Taliban, Ahmed Rashid, Yale University Press, 2000.
Pakistani journalist Ahmed Rashid details the rise of the Taliban in a work that has been translated into over 20 languages. A correspondent who has covered affairs in Afghanistan and Central Asia for over 30 years, his straightforward narrative and insightful synthesis of the historical and political events which allowed the Taliban to flourish in pre-9/11 Afghanistan are no less relevant today. Rashid is also the author of Descent into Chaos: The United States and the Failure of Nation Building in Pakistan, Afghanistan, and Central Asia.
The Kite Runner, Khaled Hosseini, Riverhead Books, 2003.

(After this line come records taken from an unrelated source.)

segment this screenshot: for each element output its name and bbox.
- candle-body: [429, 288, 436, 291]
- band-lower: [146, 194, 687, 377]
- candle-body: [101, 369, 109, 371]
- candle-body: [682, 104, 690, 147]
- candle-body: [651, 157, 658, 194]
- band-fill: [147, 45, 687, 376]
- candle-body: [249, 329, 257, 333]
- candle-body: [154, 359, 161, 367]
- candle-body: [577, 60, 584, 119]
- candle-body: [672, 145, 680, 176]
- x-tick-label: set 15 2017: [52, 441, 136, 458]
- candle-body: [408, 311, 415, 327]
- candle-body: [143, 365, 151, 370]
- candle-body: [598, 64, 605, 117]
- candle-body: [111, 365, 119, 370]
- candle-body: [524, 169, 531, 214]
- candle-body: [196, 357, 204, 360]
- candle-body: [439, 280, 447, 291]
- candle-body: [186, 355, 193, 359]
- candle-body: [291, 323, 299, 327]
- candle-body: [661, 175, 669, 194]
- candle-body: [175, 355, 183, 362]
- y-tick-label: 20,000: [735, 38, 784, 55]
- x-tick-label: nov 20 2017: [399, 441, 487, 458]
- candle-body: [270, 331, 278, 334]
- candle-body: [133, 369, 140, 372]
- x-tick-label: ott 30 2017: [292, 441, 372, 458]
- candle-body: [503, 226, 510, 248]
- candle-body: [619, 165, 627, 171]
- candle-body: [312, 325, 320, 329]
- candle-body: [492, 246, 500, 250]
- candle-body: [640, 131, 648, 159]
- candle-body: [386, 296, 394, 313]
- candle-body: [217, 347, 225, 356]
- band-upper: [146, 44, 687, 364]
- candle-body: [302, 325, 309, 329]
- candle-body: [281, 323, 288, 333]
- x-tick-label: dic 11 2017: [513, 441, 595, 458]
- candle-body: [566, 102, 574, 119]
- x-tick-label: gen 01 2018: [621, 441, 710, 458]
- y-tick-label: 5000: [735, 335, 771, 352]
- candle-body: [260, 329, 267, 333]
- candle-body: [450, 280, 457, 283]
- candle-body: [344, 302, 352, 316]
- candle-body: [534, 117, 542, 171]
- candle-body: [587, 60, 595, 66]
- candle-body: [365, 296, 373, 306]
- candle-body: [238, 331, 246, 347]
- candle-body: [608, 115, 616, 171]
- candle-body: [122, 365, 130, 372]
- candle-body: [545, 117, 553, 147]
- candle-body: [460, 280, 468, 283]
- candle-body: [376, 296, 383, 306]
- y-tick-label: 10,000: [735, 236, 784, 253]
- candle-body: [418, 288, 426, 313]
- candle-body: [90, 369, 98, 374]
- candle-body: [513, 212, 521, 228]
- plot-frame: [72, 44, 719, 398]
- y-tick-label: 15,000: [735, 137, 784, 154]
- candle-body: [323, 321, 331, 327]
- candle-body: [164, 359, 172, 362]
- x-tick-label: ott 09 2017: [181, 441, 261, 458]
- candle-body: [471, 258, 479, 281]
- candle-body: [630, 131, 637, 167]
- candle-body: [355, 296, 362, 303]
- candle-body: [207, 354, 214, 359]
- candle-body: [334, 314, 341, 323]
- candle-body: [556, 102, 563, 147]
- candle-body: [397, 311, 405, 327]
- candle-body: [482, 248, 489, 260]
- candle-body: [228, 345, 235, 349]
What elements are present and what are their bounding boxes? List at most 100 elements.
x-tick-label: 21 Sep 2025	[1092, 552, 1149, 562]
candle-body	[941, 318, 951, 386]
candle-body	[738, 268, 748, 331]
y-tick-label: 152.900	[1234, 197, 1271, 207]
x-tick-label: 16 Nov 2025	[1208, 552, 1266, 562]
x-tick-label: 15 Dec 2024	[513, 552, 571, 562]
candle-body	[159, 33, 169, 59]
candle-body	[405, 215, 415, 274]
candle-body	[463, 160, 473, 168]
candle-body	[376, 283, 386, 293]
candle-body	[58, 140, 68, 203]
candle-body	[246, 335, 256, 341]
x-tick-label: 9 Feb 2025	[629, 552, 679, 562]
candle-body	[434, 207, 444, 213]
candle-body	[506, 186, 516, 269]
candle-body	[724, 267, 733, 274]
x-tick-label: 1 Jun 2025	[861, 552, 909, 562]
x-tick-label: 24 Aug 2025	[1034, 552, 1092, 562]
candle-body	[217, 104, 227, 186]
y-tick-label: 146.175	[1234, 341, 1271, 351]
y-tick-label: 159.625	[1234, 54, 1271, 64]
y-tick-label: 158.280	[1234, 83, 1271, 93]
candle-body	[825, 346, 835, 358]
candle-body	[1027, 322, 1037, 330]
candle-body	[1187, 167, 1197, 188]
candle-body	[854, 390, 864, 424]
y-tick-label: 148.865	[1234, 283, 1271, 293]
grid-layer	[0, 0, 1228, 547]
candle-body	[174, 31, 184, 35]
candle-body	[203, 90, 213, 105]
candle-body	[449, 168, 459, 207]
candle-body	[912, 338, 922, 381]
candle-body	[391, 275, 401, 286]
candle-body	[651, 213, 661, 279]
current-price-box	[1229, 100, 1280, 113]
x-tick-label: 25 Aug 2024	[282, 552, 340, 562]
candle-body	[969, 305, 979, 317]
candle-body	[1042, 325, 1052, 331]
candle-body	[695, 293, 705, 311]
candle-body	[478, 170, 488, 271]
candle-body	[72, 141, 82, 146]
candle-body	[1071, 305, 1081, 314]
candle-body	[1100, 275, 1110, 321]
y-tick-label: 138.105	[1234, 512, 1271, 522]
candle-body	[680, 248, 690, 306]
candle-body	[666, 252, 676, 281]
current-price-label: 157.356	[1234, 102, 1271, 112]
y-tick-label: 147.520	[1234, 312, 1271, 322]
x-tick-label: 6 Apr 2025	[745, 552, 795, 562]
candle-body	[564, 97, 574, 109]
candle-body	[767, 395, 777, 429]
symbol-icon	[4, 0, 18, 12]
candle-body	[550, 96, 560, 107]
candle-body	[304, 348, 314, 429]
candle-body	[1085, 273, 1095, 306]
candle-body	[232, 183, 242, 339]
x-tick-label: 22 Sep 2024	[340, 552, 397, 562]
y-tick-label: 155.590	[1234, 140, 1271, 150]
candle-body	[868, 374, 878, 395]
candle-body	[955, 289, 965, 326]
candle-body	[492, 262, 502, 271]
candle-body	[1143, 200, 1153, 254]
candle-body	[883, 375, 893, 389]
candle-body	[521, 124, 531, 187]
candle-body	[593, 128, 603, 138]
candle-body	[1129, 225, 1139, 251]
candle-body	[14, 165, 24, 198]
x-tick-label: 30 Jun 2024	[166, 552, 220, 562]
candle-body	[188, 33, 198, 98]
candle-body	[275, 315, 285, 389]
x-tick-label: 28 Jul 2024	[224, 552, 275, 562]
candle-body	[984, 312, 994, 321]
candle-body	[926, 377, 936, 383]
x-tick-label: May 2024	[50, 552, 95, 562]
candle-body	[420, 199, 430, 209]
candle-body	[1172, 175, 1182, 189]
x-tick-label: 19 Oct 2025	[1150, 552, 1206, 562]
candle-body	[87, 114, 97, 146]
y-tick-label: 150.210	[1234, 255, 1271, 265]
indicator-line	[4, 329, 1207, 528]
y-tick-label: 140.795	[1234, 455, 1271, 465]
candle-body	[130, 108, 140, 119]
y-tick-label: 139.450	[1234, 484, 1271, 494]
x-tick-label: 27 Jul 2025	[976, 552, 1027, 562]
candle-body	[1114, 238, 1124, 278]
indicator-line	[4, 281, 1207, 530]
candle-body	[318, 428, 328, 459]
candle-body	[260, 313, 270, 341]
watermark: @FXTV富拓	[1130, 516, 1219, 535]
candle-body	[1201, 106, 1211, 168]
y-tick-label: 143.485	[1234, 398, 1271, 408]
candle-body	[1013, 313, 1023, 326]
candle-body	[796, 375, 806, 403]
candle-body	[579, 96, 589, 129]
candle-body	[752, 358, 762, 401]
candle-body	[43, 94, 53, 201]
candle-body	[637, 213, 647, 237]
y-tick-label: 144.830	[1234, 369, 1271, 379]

Hosseini’s debut novel spent weeks atop the New York Times bestseller list, in part because of it is an unforgettable story of such universal themes as love, guilt, shame, and redemption. However, the novel is also very much the story of Afghanistan. Through the stories of its characters, The Kite Runner encompasses the destruction of a society that occurred following the Soviet invasion, the rise of the warlords who led to the Taliban, and the immigrant experience of those who left their war-torn home as refugees. Hosseini’s second novel, A Thousand Splendid Suns, also puts a human face on life in Afghanistan under the Taliban.
The Places in Between, Rory Stewart, Harvest Books, 2006.
British diplomat and current professor at Harvard’s Kennedy School of Government, Rory Stewart’s first book details his experiences walking across Afghanistan, from Herat to Kabul, in 2002. A travel narrative that leaves the reader continually wondering, “Why, exactly?”, Stewart’s account of his journey never truly answers this question. This makes for a frustrating read since at times the author seems to care more about what he is doing than why, or how, or for what purpose. However, Stewart’s remarkable exposure to some of the most geographically inhospitable places in the world as well as some of the most geopolitically unstable can’t help but inspire a certain amount of awe for his moxie. Just seven months after the Taliban destroyed the historic Buddhas of Bamyan, Stewart was there. A pale-skinned, light-haired Scot, on foot. Alone. Even without fully understanding his motivation, the book is a fascinating read.
The Bookseller of Kabul, Asne Seierstad, Back Bay Books, 2004.
In 2001, after the fall of the Taliban, Norwegian journalist Asne Seierstad met a bookseller in Kabul. Eventually the two agreed that Seierstad would live with the bookseller’s family for several months and write about her experiences. The book that developed is engrossing for the way in which it presents a portrait of a middle-class, urban family within the cultural context of modern Afghanistan. The book is riveting in its contradictions, even as it is also horrifying for the light it sheds on the complex family and social structures which continue to make the women of Afghanistan some of the most oppressed in the world. Ironically, after the book’s publication and international success, the bookseller subsequently sued Seierstad in a Norwegian court for libel, perhaps underscoring the irony of the sometimes liberal yet also deeply conservative influences in post-Taliban Afghanistan.